Bref, cet album n'est peut-être pas idéal pour faire connaissance avec Bruno Brazil, mais il faut un peu laisser aux auteurs le temps de mettre leurs idées en place. En dehors du manque de qualité de l'album, Bruno Brazil est un héros mythique. Lancez-vous avec lui dans l'aventure, vous ne le regretterez pas !!!
Le Ier tome de Bruno Brazil est d'un grand classicisme.
Le scénario mêle espionnage et chasse au trésor dans un pays d'Amérique latine. Rien de transcendant mais un récit intelligent et plutôt bien mené par Greg. C'est surtout l'occasion de découvrir les caractéristiques du héros : charmeur, sûr de lui, d'un sang froid à toute épreuve mais également battant.
Au niveau du dessin Vance étale déjà une maîtrise certaine du découpage et du cadrage. Les séquences de poursuites automobiles notamment, sont très réussies.
On peut tout de même noter que son trait est un peu raide pour ce qui est des corps et des attitudes des personnages. Mine de rien ce défaut de fluidité s'avère regrettable car il nuit à l'immersion. Ainsi l'aventure se lit avec plaisir mais sans excitation ou émotion particulière. Heureusement, par la suite Vance va peu à peu progesser dans ce domaine.
Le bien bel et bon héros que voilà !...
Lorsqu'il fait sa première apparition dans l'hebdomadaire "Tintin" n° 3, 22ème année, du 17 Janvier 1967, les lecteurs découvrent un solide gaillard, bien de sa personne, cultivé, élancé, la chevelure -curieusement- prématurément blanchie... ce qui lui donne un certain charme. Tel James Bond il travaille seul... au départ. Il s'entourera, dans la suite de ses aventures, d'une équipe de "baroudeurs" dont chacun a sa spécialité.
Ensemble, ils vivront de nombreuses -et souvent dramatiques- péripéties sous la houlette d'un scénariste en grande forme.
Vance, dans ce premier opus, fait déjà montre d'une grande maturité graphique. Le trait est soigné, le cadrage est audacieux, la "mise en scène" du scénario de grande qualité.

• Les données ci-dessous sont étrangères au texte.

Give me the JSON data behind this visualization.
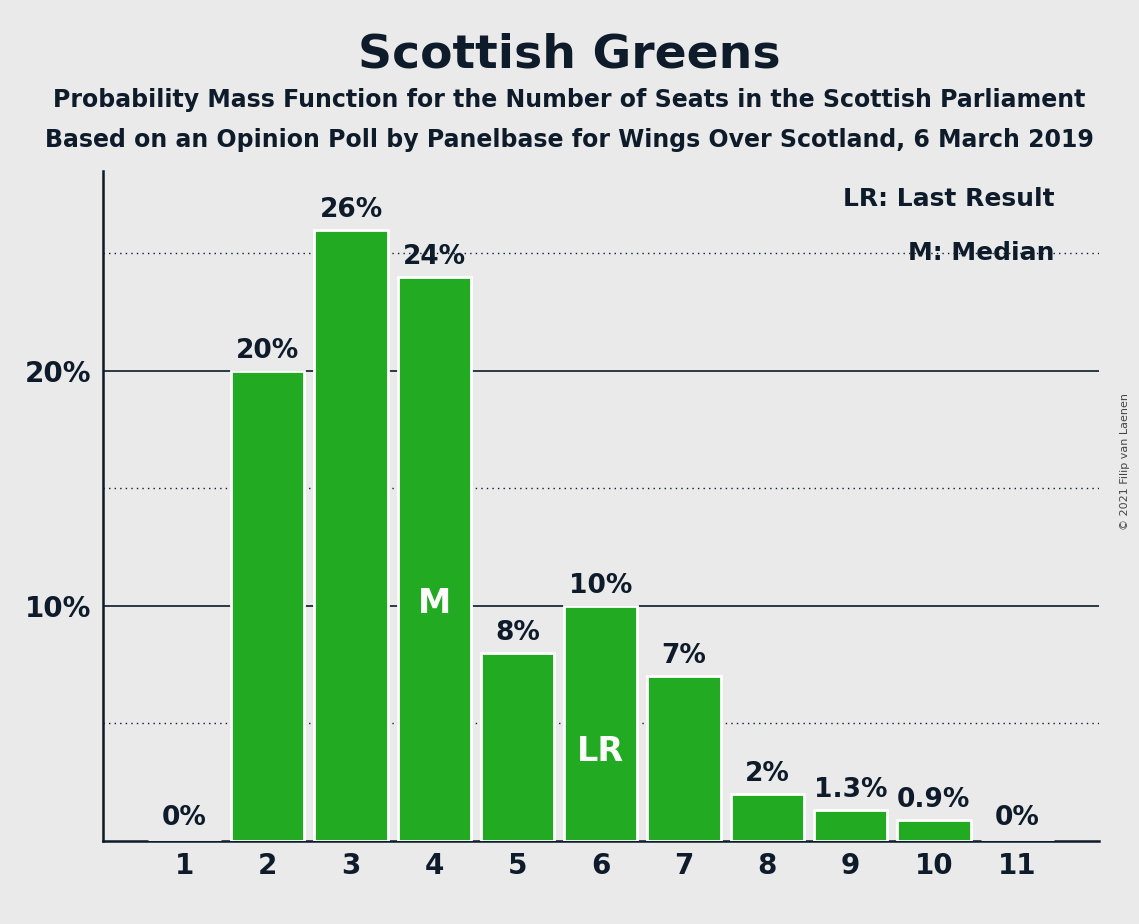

Scénario bien construit, dessin fort qui nous en met -déjà- "plein la vue", mise en page de qualité... que vous-faut'il de plus pour re(découvrir) ce personnage ?...
NOTICE INFO :
L'édition originale de cet album est brochée (souple) et paraît en 1969 au Lombard.
Le scénariste, Michel Regnier dit "Greg" signe ici l'album d'un autre pseudo : Louis Albert.